Autoregressive Generative Models in depth : Part 3
Hi and welcome to Part 3 of the series on Autoregressive Generative Models; last time we explained how to incorporate probabilistic interpretations to a network to allow it to generate new image samples.
This time we cover another key principle underlying these models; causality. Let’s get on with it…
Causality
One of the fundamental properties of a generative model is causality; which is the requirement that predictions made for a single element of a sequence (for example a pixel of an image, word of a sentence or note of a piece of music) only depends on previously generated elements and not future elements.
This is easiest to understand in the context of 1D or 2D convolutions where a regular convolution kernel will always include pixels belonging to the future of the current pixel; as depicted below
Causal Convolutions
In these posts we are dealing with networks involving 2D convolutions and these would break causality without modifications. To preserve causality;
- We must ensure that the result for a given pixel $(i,j)$ has no dependence on future pixels, throughout the full network.
- We must ensure that the pixel $(i,j)$ is connected to past pixels to enable it to be conditioned on them, throughout the full network.
Let’s deal with the first ambiguity here; using the terms “future” and “past”. Generally; when trying to associate these terms with an image we do so following how we read text, from left to right and top to bottom. That’s the same for this family of algorithms; but is ultimately an aesthetic choice.
The aim of the autoregressive model is to transform an image into a probability distribution on a pixel-by-pixel basis; so the output spatial size should be the same as the input spatial size. So we may want to make the following restriction
- The internal representations of the tensor throughout the network should maintain spatial size (H,W)
We would therefore allow only the channel number to change. Of course we can break this rule and have some sort of encoder-decoder structure where the spatial extent is compressed and the expended within the network (and pixelCNN++ works exactly this way).
There is often a difference between how the first and subsequent layers are treated. This comes down to whether or not the current pixel should be included in the layer; on the first layer it should not be included; since otherwise causality is broken; the layers have access to what is already in the pixel and can use the information to decide on the value to assign to it. However in subsequent layers the current pixel can be included (since the original pixel isn’t part of its value).
Regular Convolution : Why that won’t work
Regular convolution will not fulfil our goal here. As a simple example we will take an image height, width $H=W=5$ and kernel size $k=(3,3)$; to maintain the image size a padding of $(k-1)//2$ is used around the image (the $//$ here is the python operator which divides and then rounds down to an integer value, e.g $3//2=1$).

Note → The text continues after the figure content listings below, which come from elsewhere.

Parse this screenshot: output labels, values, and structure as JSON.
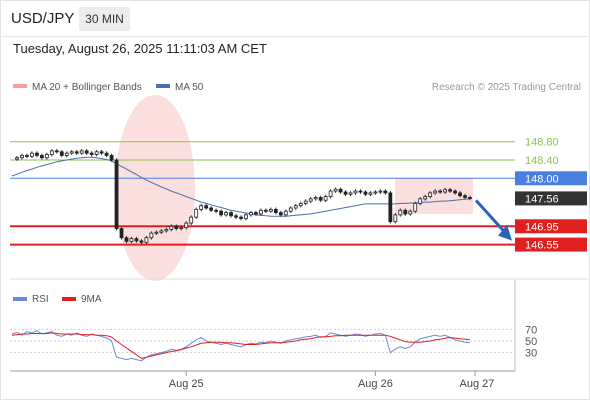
{
  "header": {
    "symbol": "USD/JPY",
    "timeframe": "30 MIN"
  },
  "datetime": "Tuesday, August 26, 2025 11:11:03 AM CET",
  "legend": {
    "ma_bb": "MA 20 + Bollinger Bands",
    "ma50": "MA 50"
  },
  "credit": "Research © 2025 Trading Central",
  "rsi_legend": {
    "rsi": "RSI",
    "ma": "9MA"
  },
  "colors": {
    "resistance": "#8bc34a",
    "pivot": "#4a7fe0",
    "support": "#e02020",
    "price": "#333333",
    "ma50": "#4a6fae",
    "bb": "#f4a0a0",
    "rsi": "#6a8ad8",
    "rsi_ma": "#e02020",
    "arrow": "#2a62b8"
  },
  "chart_data": [
    {
      "type": "line",
      "title": "",
      "ylim": [
        146.3,
        149.1
      ],
      "levels": [
        {
          "value": 148.8,
          "label": "148.80",
          "kind": "resistance"
        },
        {
          "value": 148.4,
          "label": "148.40",
          "kind": "resistance"
        },
        {
          "value": 148.0,
          "label": "148.00",
          "kind": "pivot"
        },
        {
          "value": 147.56,
          "label": "147.56",
          "kind": "last_price"
        },
        {
          "value": 146.95,
          "label": "146.95",
          "kind": "support"
        },
        {
          "value": 146.55,
          "label": "146.55",
          "kind": "support"
        }
      ],
      "x_ticks": [
        "Aug 25",
        "Aug 26",
        "Aug 27"
      ],
      "x_tick_index": [
        35,
        73,
        93
      ],
      "n_bars": 93,
      "close": [
        148.42,
        148.45,
        148.5,
        148.48,
        148.55,
        148.5,
        148.45,
        148.52,
        148.6,
        148.58,
        148.5,
        148.55,
        148.58,
        148.55,
        148.6,
        148.55,
        148.52,
        148.58,
        148.55,
        148.5,
        148.4,
        146.9,
        146.7,
        146.62,
        146.68,
        146.63,
        146.6,
        146.7,
        146.8,
        146.82,
        146.85,
        146.88,
        146.95,
        146.9,
        146.92,
        147.02,
        147.15,
        147.32,
        147.4,
        147.35,
        147.3,
        147.28,
        147.2,
        147.25,
        147.18,
        147.15,
        147.12,
        147.2,
        147.25,
        147.22,
        147.3,
        147.28,
        147.32,
        147.25,
        147.2,
        147.28,
        147.35,
        147.4,
        147.45,
        147.5,
        147.55,
        147.58,
        147.52,
        147.6,
        147.72,
        147.76,
        147.7,
        147.65,
        147.68,
        147.72,
        147.7,
        147.65,
        147.68,
        147.7,
        147.72,
        147.68,
        147.05,
        147.2,
        147.3,
        147.22,
        147.28,
        147.45,
        147.55,
        147.6,
        147.68,
        147.72,
        147.7,
        147.75,
        147.72,
        147.68,
        147.62,
        147.58,
        147.56
      ],
      "ma50": [
        148.05,
        148.09,
        148.13,
        148.17,
        148.2,
        148.24,
        148.27,
        148.3,
        148.33,
        148.36,
        148.38,
        148.4,
        148.42,
        148.44,
        148.45,
        148.46,
        148.46,
        148.45,
        148.43,
        148.41,
        148.38,
        148.32,
        148.26,
        148.2,
        148.14,
        148.08,
        148.02,
        147.96,
        147.91,
        147.86,
        147.81,
        147.77,
        147.72,
        147.68,
        147.64,
        147.6,
        147.56,
        147.52,
        147.48,
        147.45,
        147.42,
        147.39,
        147.36,
        147.33,
        147.3,
        147.28,
        147.26,
        147.24,
        147.22,
        147.2,
        147.19,
        147.18,
        147.17,
        147.17,
        147.17,
        147.17,
        147.18,
        147.19,
        147.2,
        147.21,
        147.22,
        147.24,
        147.26,
        147.28,
        147.3,
        147.32,
        147.34,
        147.36,
        147.38,
        147.4,
        147.42,
        147.44,
        147.44,
        147.44,
        147.44,
        147.44,
        147.44,
        147.44,
        147.45,
        147.45,
        147.46,
        147.46,
        147.47,
        147.48,
        147.48,
        147.49,
        147.5,
        147.5,
        147.51,
        147.52,
        147.53,
        147.54,
        147.55
      ],
      "series": [
        {
          "name": "MA 50"
        }
      ]
    },
    {
      "type": "line",
      "title": "",
      "ylim": [
        0,
        100
      ],
      "y_ticks": [
        70,
        50,
        30
      ],
      "rsi": [
        62,
        65,
        60,
        66,
        64,
        68,
        62,
        64,
        66,
        60,
        58,
        62,
        60,
        64,
        60,
        58,
        62,
        60,
        58,
        55,
        50,
        22,
        20,
        18,
        20,
        18,
        16,
        22,
        26,
        28,
        30,
        32,
        36,
        34,
        36,
        40,
        46,
        52,
        56,
        50,
        48,
        46,
        44,
        46,
        44,
        42,
        40,
        44,
        46,
        45,
        48,
        47,
        50,
        48,
        46,
        50,
        52,
        54,
        55,
        57,
        58,
        60,
        56,
        58,
        64,
        62,
        60,
        58,
        60,
        62,
        61,
        58,
        60,
        62,
        63,
        60,
        30,
        36,
        40,
        37,
        40,
        48,
        54,
        56,
        58,
        60,
        58,
        60,
        56,
        52,
        50,
        48,
        47
      ],
      "rsi_ma": [
        60,
        61,
        62,
        62,
        63,
        63,
        63,
        63,
        64,
        63,
        62,
        62,
        62,
        62,
        61,
        61,
        61,
        60,
        60,
        59,
        57,
        50,
        44,
        38,
        32,
        26,
        20,
        22,
        24,
        26,
        28,
        30,
        32,
        33,
        35,
        38,
        40,
        43,
        46,
        47,
        48,
        48,
        48,
        47,
        47,
        46,
        45,
        44,
        44,
        44,
        45,
        46,
        47,
        47,
        47,
        48,
        49,
        50,
        52,
        53,
        54,
        56,
        57,
        57,
        58,
        59,
        59,
        60,
        60,
        60,
        60,
        60,
        60,
        60,
        60,
        60,
        58,
        55,
        52,
        49,
        48,
        48,
        48,
        49,
        50,
        52,
        53,
        55,
        56,
        55,
        54,
        53,
        52
      ],
      "series": [
        {
          "name": "RSI"
        },
        {
          "name": "9MA"
        }
      ]
    }
  ]
}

Now consider the very first evaluation; the kernel clearly includes pixels below and to the right of the current pixel. There’s no way to fix this with a different kernel size since the padding is always adjusted and the same problem reoccurs.
A nice term for the dependency on past pixels is causality; where future pixel choices are caused only by what happened before. These convolutions are often referred to as causal convolutions.
We can visualise causality nicely using the following graphic:
So the regular convolutions behave as above; the receptive field of the network is centred on the pixel and spreads out further the more layers we use (in this case only a few layers were used to illustrate).
Now let’s look at a series of causal convolutions;
Hopefully this makes the causality aspect clear (note that the current pixel is not red in the right hand plot; since as we have said the current pixel should not influence the network output at it own location; to prevent the network just “predicting” the value it already knows is there).
Masked Convolutions
An intuitive way to fix the problem above is to use the same (3,3) kernel but explicitly remove the weights (set them to zero) for the locations that are including future pixels.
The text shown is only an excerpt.